Il nuovo romanzo dell’austriaco Franzobel, “Rechtswalzer” (Valzer di destra, ed. Zsolnay) è ambientato nella Vienna del 2024, e per chi di valzer un po’ se ne intende, il titolo è un indizio. Nel valzer viennese, infatti, le coppie volteggiano in senso antiorario. Ma ora non più. Si potrebbe dire che provare a immaginare cosa sarà l’Austria tra cinque anni non sia un esercizio troppo difficile, politicamente parlando. Ciò nonostante è sorprendente scoprire quanto alcune situazioni immaginate da Franzobel siano già ora fatti di attualità. Tra queste la vicenda reale che riguarda Armin Wolf, noto giornalista della televisione pubblica.
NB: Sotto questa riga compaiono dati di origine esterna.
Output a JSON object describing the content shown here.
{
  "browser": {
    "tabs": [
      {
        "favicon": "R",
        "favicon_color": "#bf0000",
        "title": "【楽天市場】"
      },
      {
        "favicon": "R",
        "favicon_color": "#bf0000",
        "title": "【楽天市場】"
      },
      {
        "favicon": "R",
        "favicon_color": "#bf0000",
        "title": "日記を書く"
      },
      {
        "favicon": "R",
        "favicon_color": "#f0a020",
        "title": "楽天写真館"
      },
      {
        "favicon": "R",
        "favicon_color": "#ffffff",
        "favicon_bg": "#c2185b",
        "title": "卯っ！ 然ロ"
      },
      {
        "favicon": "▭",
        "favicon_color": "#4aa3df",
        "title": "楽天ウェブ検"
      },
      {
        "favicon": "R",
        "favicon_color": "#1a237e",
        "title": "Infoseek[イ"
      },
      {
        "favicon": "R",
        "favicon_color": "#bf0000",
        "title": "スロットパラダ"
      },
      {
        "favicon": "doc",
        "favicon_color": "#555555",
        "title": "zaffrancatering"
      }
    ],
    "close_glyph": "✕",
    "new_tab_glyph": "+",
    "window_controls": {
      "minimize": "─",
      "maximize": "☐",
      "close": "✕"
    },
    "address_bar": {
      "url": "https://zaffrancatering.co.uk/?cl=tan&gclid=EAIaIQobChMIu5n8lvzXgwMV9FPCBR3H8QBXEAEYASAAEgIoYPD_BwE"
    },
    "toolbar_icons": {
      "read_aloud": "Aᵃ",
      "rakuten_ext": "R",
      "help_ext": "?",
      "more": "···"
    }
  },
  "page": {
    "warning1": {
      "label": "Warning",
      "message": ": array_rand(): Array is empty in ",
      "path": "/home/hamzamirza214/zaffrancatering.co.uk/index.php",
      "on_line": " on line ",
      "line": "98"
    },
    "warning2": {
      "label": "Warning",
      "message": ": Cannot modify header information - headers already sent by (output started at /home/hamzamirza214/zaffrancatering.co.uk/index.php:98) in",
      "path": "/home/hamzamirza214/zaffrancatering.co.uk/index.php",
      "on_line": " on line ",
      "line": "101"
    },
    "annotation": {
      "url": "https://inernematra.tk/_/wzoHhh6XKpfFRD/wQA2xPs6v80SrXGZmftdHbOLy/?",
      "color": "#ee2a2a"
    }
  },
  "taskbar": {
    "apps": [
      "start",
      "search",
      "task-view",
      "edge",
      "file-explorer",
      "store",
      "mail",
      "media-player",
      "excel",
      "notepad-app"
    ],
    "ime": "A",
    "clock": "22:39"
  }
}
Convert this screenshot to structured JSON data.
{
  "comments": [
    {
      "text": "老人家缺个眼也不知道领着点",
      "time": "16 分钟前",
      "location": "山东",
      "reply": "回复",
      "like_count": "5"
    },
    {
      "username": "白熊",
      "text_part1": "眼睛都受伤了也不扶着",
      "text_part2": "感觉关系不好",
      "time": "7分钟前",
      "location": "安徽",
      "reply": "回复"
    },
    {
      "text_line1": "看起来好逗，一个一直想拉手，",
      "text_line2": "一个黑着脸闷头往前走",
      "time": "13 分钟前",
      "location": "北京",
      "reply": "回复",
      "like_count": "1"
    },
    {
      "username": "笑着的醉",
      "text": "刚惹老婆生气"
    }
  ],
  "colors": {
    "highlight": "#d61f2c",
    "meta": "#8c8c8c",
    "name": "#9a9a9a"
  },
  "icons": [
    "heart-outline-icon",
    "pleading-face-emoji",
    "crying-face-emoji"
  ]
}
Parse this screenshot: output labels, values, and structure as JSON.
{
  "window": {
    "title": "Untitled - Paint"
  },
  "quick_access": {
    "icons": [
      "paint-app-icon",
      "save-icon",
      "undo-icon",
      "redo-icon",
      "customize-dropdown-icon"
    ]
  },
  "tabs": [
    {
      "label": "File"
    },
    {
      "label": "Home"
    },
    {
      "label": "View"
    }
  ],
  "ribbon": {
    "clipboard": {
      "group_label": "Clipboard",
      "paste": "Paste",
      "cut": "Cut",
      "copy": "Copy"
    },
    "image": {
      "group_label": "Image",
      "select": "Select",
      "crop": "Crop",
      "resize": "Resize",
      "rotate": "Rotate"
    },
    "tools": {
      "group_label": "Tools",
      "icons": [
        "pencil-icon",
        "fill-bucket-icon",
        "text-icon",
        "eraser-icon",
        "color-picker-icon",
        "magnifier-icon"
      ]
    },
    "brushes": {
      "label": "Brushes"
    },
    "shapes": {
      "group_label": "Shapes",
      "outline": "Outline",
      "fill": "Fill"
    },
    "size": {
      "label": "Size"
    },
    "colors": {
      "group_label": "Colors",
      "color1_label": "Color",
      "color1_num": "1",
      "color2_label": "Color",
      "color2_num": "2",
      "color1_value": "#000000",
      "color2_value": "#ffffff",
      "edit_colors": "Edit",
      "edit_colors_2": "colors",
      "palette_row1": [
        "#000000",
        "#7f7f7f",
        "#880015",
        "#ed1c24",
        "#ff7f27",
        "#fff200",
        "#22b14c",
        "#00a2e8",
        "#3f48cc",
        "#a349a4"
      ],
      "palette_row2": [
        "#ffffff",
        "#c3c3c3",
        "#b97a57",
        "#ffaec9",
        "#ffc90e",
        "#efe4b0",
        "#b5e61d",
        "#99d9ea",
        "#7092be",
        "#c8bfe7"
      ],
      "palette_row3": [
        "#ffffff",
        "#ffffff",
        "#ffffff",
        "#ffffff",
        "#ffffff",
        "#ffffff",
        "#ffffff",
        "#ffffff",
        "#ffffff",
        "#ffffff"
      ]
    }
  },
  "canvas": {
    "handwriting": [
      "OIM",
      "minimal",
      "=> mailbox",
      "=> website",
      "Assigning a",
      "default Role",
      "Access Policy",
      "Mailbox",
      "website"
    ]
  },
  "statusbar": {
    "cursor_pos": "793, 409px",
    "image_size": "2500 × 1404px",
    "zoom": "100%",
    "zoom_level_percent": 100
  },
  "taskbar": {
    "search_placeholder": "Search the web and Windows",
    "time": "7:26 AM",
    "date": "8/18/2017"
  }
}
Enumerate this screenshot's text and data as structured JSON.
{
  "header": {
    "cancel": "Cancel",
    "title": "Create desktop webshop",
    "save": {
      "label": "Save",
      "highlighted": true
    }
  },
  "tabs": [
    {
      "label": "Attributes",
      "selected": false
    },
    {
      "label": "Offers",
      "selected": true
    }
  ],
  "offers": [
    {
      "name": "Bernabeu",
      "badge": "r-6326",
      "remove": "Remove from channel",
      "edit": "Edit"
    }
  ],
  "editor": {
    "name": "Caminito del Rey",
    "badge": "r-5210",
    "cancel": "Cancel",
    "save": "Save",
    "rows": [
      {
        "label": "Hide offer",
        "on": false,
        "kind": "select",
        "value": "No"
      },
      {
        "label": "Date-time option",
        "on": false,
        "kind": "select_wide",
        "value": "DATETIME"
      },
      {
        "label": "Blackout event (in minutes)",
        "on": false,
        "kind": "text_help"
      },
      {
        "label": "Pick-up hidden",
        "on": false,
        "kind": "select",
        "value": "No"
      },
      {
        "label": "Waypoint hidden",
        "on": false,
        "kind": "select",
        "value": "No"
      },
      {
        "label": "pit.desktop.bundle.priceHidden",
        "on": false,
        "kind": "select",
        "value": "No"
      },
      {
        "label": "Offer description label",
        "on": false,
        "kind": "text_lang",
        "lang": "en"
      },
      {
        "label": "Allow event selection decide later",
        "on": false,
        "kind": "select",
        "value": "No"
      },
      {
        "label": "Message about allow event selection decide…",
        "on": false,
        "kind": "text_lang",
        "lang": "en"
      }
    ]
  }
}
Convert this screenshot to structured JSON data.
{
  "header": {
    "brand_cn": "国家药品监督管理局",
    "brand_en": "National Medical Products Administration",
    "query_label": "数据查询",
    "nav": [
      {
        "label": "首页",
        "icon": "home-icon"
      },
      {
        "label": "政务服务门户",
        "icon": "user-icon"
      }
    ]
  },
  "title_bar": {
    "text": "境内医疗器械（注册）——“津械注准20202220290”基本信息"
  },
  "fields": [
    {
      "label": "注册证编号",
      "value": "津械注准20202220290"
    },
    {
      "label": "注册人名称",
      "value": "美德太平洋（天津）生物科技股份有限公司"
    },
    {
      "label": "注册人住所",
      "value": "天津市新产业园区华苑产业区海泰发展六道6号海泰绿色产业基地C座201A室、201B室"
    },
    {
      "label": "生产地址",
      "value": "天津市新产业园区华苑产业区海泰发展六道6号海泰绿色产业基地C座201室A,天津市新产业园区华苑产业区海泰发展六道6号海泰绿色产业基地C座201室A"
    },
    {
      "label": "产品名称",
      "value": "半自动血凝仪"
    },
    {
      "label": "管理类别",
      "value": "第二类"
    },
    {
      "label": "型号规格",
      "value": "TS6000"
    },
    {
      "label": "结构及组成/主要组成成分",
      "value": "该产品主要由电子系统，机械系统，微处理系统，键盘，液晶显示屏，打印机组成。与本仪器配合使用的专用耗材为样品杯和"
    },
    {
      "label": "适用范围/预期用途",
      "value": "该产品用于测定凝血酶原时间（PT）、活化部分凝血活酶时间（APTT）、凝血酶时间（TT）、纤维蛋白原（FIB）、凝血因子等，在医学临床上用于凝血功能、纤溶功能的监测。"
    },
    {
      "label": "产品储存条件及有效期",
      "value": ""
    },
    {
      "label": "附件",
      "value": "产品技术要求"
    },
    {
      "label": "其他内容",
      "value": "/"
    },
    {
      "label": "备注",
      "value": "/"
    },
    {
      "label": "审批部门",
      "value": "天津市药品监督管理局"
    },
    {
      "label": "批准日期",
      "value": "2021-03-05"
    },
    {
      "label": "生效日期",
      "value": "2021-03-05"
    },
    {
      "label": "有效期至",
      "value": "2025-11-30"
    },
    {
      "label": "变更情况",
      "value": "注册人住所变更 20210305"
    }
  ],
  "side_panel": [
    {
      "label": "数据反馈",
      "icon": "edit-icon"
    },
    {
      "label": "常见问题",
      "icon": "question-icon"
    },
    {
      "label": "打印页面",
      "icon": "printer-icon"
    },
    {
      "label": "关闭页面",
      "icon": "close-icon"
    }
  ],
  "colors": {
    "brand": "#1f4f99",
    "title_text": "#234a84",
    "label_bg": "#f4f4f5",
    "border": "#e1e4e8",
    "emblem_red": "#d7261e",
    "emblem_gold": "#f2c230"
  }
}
Un paio di settimane fa, nel corso di un’intervista al ministro dell’Interno Harald Vilimsky del partito nazionalista Fpö, Wolf gli aveva chiesto se non rinvenisse una somiglianza tra la raffigurazione degli stranieri su un manifesto appena pubblicato da un’organizzazione giovanile dell’Fpö e un’immagine degli ebrei pubblicata ai tempi del nazismo dall’organo di partito der Stürmer. Vilimsky aveva reagito furioso, definito la domanda “scandalosa”, e aveva minacciato Wolf di conseguenze. Anche nel libro di Franzobel c’è un noto giornalista della televisione pubblica che finisce dietro le sbarre. Il suo nome è Lex Arminius.

 

La stampa è da tempo nel mirino di Vilimsky, il quale tempo addietro ha ammonito gli organi di sicurezza a non rilasciare più interviste ai media critici. Nel ranking di Reporter senza frontiere l’Austria in un anno è scesa di 5 punti fino al 16esimo posto. E per quel che riguarda la tanto decantata “attenzione alle esigenze del cittadino comune”, se nel libro Limes vende l’acqua ai sauditi, nella realtà, l’attuale governo, ha appena decurtato i sussidi alle famiglie, anche austriache, con molti bambini. Il taglio viene inoltre applicato nel caso in cui una famiglia non conosca il tedesco o l’inglese in modo accettabile. Qualche giorno fa Strache ha rilasciato un’intervista al tabloid Kronen Zeitung nella quale, pescando tra il vocabolario nazista, denunciava il pericolo di una “sostituzione della popolazione”. Un esponente dei liberali austriaci osservava recentemente: “Se potesse questo governo incolperebbe gli stranieri anche del brutto tempo”. Il cambiamento strisciante è già in atto.